One afternoon, Julián is invited to the house of the mother of his friend Pablo, where a reunion of the two childhood pals has been arranged. Pablo is a charismatic and sophisticated adventurer who has recently returned from Africa with the unexpected news that he has married a beautiful and carefree young woman named Elena. Pablo hands Julián a drink, his favorite cocktail, peppermint frappé, as the group awaits the entrance of Elena, who is upstairs dressing. The sight of the captivating Elena visibly stuns Julián, as Elena reminds him of a mysterious woman he had seen beating drums during the famous Holy Week ritual in the village of Calanda. She insists that she has never seen him before, nor has she ever been to Calanda. Despite her rebukes, Julián finds himself immediately drawn to Elena's cosmopolitan demeanor.

During the days following their first encounter, Julián becomes increasingly infatuated with Pablo's bride and finds pretext to spend time with her. While Pablo is busy, Julián takes Elena sightseeing to Cuenca. Despite her indifference to his attentions, Julián's obsession with Elena does not diminish. Frustrated by his inability to win Elena's affection, Julián turns his attention to his laboratory assistant, Ana, who has secretly pined for Julián. A sexual liaison between the two is soon established. Julián manipulates Ana, coercing her to dress and groom herself like Elena does.

While involved with Ana, Julián continues to pursue the elusive Elena, but she resists his advances with open derision. Julián invites Pablo and Elena to his cottage on the countryside to spend the weekend. He takes them on a tour of the grounds of the abandoned spa where he and Pablo used to play as children.

After a practical joke by Pablo and Elena, aimed at humiliating Julián (Elena showing up with a drum), Julián begins to plan an elaborate revenge against the couple. Picking up Elena's curiosity about his relationship with Ana, Julián invites Elena and Pablo to join him and Ana in his country house.

Before Pablo and Elena arrive, Julián has Ana drugged and, while she is sleeping, places what appears to be the same drug in a decanter containing peppermint frappé. When Pablo and Elena arrive, Julián tells them that Ana will be a little late and offers them the beverage. After a few sips, the couple begins to ridicule Julián once again. When they succumb to the drug, Julián carries their bodies to their car which he causes to roll off a cliff, giving the appearance that the couple had died in an automobile accident.

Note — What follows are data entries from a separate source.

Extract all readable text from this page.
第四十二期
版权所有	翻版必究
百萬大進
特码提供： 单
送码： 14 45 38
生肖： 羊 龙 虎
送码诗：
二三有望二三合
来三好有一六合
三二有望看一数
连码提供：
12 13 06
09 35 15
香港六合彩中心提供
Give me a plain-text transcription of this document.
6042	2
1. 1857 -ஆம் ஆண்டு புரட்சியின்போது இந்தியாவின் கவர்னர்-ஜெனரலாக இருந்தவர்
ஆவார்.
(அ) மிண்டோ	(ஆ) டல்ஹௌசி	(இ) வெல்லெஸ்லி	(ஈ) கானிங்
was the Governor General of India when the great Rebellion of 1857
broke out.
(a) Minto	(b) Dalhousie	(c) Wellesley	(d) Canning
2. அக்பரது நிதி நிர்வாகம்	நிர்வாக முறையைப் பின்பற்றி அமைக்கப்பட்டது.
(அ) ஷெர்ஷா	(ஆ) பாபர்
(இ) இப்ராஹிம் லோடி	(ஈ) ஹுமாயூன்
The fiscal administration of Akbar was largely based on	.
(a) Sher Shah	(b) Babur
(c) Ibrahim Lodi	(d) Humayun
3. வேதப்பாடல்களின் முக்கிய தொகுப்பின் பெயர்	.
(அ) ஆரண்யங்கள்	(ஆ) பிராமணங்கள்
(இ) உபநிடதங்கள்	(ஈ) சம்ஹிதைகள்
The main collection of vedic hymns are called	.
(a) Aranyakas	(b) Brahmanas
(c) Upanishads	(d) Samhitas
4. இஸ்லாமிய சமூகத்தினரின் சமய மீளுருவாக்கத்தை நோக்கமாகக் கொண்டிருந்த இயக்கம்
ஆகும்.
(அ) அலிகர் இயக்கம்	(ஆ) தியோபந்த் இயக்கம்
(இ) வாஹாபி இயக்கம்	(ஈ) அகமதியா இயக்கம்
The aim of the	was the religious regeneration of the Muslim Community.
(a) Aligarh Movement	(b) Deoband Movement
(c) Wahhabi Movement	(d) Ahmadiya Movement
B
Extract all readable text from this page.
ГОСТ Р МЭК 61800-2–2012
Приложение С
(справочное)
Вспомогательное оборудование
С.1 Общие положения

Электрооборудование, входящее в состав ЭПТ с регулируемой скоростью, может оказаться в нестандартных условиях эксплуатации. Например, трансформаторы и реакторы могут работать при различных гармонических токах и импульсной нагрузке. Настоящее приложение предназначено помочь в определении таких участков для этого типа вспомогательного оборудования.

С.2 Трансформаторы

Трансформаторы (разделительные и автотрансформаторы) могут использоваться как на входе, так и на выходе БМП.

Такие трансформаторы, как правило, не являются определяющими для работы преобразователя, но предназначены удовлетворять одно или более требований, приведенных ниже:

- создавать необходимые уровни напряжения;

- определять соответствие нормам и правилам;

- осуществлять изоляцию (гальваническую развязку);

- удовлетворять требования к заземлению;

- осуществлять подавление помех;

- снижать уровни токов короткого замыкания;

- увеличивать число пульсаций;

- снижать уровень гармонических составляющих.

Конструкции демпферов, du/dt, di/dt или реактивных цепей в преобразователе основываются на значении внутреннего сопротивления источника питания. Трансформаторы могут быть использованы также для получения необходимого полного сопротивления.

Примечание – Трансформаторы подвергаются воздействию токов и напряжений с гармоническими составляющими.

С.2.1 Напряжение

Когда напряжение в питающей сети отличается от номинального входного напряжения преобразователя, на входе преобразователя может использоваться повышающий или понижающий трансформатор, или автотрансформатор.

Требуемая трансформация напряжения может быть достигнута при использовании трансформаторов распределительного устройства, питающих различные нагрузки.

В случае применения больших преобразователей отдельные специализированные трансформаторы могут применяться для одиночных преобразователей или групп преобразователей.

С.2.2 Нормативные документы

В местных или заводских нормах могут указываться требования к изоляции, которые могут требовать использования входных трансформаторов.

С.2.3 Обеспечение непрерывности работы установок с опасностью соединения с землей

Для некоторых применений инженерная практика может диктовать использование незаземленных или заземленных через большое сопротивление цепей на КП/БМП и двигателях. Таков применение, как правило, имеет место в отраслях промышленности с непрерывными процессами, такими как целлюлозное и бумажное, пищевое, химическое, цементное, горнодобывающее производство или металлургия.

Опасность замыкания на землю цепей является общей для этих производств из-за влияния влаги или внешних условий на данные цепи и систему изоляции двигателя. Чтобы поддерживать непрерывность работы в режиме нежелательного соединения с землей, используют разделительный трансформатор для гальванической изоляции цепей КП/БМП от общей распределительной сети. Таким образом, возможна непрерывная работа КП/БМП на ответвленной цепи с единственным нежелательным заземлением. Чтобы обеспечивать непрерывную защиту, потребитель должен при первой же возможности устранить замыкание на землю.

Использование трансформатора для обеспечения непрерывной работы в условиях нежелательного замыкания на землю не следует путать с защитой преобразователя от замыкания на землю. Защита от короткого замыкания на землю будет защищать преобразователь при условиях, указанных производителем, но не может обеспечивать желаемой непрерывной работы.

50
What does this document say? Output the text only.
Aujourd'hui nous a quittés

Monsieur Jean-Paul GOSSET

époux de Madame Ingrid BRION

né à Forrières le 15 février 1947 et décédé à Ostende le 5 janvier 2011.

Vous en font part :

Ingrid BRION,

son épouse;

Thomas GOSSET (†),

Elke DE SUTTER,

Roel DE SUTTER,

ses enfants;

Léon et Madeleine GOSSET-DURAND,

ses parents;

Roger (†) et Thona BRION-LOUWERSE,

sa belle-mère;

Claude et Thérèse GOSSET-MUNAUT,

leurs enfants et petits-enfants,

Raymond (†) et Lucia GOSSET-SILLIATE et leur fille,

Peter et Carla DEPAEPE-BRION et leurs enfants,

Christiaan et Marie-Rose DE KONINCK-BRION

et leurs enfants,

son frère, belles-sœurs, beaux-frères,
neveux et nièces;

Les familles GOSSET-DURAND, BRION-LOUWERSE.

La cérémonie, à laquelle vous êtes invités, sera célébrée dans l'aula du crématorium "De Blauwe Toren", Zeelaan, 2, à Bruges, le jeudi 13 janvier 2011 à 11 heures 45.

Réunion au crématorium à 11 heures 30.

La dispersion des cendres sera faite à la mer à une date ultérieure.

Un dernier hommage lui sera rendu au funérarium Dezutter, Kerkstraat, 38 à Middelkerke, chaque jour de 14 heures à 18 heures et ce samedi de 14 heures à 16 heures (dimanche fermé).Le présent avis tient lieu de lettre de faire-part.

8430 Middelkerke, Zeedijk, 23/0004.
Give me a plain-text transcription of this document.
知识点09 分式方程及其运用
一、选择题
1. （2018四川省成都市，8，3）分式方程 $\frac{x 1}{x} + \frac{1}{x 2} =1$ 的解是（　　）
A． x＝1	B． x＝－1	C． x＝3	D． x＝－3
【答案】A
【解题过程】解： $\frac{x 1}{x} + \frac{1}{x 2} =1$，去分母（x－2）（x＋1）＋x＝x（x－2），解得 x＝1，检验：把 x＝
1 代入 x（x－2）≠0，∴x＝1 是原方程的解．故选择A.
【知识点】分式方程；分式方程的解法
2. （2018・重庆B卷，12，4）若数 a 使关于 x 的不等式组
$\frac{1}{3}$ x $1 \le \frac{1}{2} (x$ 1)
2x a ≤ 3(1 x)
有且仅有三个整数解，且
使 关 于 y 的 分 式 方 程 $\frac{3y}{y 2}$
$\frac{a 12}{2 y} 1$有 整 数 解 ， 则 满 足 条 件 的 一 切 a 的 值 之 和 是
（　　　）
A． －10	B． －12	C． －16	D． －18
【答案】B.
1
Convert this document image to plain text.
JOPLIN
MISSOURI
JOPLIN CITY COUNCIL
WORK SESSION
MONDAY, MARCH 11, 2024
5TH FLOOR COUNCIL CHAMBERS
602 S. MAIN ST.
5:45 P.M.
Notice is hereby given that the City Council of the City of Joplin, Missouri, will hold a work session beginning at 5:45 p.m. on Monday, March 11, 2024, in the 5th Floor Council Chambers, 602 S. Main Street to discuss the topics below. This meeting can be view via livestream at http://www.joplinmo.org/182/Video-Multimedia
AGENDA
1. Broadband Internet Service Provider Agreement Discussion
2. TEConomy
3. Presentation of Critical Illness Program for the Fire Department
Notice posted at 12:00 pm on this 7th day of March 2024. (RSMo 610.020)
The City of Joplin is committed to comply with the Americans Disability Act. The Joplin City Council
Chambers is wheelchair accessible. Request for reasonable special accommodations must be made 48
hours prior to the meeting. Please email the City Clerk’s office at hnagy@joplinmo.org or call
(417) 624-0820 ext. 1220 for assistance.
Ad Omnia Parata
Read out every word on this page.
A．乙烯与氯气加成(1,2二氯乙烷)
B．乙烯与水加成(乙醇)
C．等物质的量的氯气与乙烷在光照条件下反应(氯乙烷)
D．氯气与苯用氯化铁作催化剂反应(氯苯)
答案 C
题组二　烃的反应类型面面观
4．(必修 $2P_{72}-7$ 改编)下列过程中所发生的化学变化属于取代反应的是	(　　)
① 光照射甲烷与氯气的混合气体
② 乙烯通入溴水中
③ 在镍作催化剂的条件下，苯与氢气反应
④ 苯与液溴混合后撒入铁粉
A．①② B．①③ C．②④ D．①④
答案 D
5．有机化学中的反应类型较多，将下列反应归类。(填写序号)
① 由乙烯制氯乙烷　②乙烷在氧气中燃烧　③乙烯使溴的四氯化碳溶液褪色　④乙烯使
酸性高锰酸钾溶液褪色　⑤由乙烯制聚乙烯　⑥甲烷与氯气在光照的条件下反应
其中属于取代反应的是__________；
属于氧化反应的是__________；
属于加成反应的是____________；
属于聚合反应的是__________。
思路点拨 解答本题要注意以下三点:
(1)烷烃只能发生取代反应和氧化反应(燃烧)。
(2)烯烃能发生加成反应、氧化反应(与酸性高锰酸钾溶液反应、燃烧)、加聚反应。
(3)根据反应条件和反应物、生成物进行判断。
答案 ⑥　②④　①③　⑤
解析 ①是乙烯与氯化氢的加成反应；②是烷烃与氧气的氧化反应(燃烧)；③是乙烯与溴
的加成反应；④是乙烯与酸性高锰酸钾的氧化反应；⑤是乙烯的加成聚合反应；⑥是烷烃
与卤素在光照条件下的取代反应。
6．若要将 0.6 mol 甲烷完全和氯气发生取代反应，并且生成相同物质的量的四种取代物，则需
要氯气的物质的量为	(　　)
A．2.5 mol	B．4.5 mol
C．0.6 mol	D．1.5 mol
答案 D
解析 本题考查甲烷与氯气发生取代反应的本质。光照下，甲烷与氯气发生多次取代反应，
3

Returning to his country house, Julián finds the place cleared of all incriminating traces and Ana being dressed as the woman of Calanda. The film ends as the two embrace.

==Cast==
- Geraldine Chaplin as Elena/ Ana/ Woman of Calanda
- José Luis López Vázquez as Julián
- Alfredo Mayo as Pablo
- Ana Maria Custodio as Pablo's mother
- Emiliano Redondo as Arturo
- Fernando Sánchez Polack as patient

==Reception==
The film was Saura's first significant commercial success. Peppermint Frappé won the Silver Bear for Best Director award at the 18th Berlin International Film Festival. It was listed to compete at the 1968 Cannes Film Festival, which was cancelled due to the events of May 1968 in France.

==Analysis==
Being a direct homage to Vertigo, Peppermint Frappé uses Julián's obsession with the Hitchcockian blonde woman to illustrate Spain's suppressed fascination with the "foreign" West as well as repressed desires under the nationalist and isolationist regime of Francisco Franco. Furthermore the film is an examination of repression and obsession during Franco's era in Spain. Additionally, the character of Julián's nurse, also played by Chaplin, serves as an interesting example of how a passive feminine character can come to control a more assertive chauvinist by manipulating his desires. In Peppermint Frappé, a single actress and a handful of motifs create a chain of associations whose stylistic sophistication belies the seeming simplicity of the film's linear plotline. Saura intended for the film to be an homage to his mentor, director Luis Buñuel, who was from Calanda.

==Home media==
Peppermint Frappé is available in Region 2 DVD in Spanish without English subtitles. There is no Region 1 DVD available.